The European Central Bank's president, Jean-Claude Trichet, did the minimum necessary to prevent a further deepening of the crisis in the eurozone, cancelling plans to withdraw some of the support the ECB has been providing to banks and European governments. After some initial slippage yesterday, with some traders disappointed that the ECB had not gone further, the euro strengthened on the news.

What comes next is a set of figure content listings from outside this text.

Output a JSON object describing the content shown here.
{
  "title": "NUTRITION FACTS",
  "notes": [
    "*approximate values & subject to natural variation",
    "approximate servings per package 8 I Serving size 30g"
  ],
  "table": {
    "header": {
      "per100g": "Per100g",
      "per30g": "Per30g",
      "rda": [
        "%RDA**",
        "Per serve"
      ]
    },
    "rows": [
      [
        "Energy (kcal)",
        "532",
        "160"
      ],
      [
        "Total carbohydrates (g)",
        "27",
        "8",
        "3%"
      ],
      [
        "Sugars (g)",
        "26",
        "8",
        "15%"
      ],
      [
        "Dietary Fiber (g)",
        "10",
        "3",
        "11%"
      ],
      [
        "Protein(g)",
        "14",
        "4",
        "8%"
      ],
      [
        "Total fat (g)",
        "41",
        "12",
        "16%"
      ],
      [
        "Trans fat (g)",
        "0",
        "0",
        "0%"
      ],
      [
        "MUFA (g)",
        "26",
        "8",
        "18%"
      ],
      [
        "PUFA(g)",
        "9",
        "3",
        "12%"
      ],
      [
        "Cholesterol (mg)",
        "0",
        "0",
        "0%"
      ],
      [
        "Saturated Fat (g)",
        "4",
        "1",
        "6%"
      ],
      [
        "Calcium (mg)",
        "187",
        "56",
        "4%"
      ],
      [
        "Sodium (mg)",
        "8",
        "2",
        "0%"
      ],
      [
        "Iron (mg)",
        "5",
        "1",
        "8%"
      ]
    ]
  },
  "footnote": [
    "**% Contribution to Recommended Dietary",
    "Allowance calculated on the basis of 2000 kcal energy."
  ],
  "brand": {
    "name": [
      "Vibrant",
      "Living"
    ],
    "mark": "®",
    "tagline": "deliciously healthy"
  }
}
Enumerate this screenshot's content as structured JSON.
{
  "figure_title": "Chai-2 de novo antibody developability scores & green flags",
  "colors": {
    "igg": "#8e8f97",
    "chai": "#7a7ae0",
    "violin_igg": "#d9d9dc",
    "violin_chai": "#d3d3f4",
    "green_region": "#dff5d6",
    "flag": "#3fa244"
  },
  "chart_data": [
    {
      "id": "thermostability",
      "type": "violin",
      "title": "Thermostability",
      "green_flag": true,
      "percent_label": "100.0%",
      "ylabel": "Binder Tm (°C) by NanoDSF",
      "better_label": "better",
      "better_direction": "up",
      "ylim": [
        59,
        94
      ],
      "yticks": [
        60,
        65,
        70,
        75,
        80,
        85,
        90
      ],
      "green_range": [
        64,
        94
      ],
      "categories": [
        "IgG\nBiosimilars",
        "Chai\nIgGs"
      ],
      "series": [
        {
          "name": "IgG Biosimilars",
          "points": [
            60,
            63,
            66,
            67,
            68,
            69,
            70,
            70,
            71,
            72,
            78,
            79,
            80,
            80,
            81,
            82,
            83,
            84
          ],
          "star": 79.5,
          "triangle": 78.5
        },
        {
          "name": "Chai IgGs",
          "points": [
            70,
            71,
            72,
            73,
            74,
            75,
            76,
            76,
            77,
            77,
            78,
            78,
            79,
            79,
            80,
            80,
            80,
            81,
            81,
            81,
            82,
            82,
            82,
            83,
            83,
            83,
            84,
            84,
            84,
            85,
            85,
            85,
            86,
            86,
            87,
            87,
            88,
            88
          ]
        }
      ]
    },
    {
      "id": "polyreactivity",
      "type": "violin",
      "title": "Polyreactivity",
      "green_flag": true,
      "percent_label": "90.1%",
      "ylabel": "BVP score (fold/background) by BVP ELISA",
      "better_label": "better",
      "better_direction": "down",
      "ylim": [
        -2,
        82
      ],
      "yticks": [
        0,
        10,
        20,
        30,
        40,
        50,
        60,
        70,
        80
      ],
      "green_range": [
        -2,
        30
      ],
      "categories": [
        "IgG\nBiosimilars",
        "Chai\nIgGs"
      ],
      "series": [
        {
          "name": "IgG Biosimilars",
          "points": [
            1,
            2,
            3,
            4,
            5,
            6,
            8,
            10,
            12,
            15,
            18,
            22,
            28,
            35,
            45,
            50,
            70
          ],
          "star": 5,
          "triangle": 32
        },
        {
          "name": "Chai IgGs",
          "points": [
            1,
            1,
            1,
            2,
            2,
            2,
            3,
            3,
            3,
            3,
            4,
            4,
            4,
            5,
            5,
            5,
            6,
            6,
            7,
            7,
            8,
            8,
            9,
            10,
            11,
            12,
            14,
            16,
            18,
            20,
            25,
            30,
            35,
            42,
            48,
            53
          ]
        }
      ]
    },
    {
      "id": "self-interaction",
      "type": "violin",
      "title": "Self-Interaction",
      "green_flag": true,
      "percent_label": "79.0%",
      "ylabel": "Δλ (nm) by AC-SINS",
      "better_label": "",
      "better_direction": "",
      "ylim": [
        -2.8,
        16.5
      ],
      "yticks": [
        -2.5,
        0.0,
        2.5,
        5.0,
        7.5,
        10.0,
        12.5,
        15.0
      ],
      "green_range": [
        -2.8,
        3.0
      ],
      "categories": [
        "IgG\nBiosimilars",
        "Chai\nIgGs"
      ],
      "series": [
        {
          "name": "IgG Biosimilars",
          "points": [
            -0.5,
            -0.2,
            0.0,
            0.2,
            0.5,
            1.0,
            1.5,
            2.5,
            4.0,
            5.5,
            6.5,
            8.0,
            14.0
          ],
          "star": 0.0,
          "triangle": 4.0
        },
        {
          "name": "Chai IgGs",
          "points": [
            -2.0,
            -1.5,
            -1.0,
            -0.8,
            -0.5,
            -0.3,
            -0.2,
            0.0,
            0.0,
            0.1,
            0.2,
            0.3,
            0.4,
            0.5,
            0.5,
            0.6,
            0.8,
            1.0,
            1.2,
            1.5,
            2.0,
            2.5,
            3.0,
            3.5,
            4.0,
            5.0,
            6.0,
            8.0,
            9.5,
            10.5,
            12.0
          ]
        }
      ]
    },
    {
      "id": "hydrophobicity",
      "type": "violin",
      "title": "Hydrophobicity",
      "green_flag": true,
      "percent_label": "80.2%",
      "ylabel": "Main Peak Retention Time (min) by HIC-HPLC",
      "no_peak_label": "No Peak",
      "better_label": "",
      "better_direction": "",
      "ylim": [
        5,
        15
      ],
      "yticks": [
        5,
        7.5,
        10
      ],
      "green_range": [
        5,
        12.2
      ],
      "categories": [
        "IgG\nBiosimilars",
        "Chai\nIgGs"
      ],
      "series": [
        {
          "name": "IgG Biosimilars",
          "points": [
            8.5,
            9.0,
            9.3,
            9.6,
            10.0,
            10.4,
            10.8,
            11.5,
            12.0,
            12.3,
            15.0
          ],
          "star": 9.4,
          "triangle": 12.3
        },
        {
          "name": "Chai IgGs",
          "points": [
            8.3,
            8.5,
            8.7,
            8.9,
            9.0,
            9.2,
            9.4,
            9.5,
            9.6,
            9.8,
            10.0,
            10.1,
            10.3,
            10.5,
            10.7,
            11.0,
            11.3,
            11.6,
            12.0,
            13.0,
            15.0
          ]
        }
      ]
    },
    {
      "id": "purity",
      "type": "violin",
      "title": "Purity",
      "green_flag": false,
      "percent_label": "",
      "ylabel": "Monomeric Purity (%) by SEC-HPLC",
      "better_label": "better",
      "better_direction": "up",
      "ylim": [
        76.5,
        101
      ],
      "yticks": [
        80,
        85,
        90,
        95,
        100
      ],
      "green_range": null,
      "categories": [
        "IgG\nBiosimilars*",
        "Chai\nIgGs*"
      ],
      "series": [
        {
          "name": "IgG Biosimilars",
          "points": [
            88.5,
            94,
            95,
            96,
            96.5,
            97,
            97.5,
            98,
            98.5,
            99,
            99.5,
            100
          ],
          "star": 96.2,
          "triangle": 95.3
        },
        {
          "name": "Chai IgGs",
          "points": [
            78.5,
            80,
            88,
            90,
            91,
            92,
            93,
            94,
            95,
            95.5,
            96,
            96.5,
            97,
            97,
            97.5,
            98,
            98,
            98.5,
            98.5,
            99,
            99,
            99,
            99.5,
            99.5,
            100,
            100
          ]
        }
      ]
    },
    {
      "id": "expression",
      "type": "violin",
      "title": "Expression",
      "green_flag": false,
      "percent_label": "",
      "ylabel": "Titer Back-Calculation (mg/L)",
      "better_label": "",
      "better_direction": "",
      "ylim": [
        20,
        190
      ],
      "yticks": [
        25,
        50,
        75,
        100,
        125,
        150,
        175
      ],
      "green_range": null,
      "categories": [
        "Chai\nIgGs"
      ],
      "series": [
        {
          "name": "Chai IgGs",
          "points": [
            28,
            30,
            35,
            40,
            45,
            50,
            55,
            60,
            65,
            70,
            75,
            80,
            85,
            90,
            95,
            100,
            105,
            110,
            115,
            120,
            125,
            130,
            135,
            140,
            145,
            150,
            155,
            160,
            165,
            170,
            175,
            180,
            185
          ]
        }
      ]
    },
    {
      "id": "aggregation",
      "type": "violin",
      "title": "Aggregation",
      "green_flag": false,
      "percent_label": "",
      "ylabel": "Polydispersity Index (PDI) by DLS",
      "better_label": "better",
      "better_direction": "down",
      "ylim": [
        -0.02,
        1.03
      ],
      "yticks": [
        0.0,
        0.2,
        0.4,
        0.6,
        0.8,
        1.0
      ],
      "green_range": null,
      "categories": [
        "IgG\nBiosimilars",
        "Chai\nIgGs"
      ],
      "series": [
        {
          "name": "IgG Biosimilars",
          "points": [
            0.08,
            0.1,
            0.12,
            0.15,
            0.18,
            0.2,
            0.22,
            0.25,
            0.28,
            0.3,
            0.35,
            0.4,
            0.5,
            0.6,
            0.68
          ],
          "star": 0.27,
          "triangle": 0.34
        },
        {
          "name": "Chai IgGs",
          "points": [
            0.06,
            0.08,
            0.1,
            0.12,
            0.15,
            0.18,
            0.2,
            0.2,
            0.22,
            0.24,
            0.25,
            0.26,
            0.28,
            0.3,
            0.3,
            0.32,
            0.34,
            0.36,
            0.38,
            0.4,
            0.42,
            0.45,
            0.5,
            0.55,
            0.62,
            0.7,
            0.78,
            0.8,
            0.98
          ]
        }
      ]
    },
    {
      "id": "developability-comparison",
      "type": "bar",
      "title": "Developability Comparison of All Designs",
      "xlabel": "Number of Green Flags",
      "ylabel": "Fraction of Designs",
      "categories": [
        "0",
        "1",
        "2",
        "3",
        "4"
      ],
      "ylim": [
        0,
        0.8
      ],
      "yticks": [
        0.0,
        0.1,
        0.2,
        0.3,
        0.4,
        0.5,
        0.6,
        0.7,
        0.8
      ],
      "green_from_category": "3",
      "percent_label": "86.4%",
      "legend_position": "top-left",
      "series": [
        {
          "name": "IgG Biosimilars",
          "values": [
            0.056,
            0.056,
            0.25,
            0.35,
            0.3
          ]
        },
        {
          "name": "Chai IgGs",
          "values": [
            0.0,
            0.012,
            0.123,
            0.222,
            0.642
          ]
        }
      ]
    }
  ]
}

Speaking at the ECB's regular meeting to set interest rates, which stay at 1 per cent, Mr Trichet said the ECB would continue to offer unlimited liquidity to banks until at least 12 April. As part of a gradual move to "normalise" monetary policy, the ECB was due to phase out these arrangements early next year. Fears that they were indeed going to be ended had contributed to the recent crisis, as eurozone governments were faced with the prospect of having to replace ECB financing with new bailouts, as happened in Ireland.
Mr Trichet said the soft loans to the banks would "now be extended and also adjusted as appropriate", adding that the ECB would continue to buy sovereign debt "commensurate" with need. The bank is rumoured to be holding a large quantity of Irish government bonds.
Meanwhile, Spain succeeded in seeing its latest bond auction away, although the 3.72 per cent yield on the €2.5bn issue was more than 1 percentage point more than at a similar auction in October.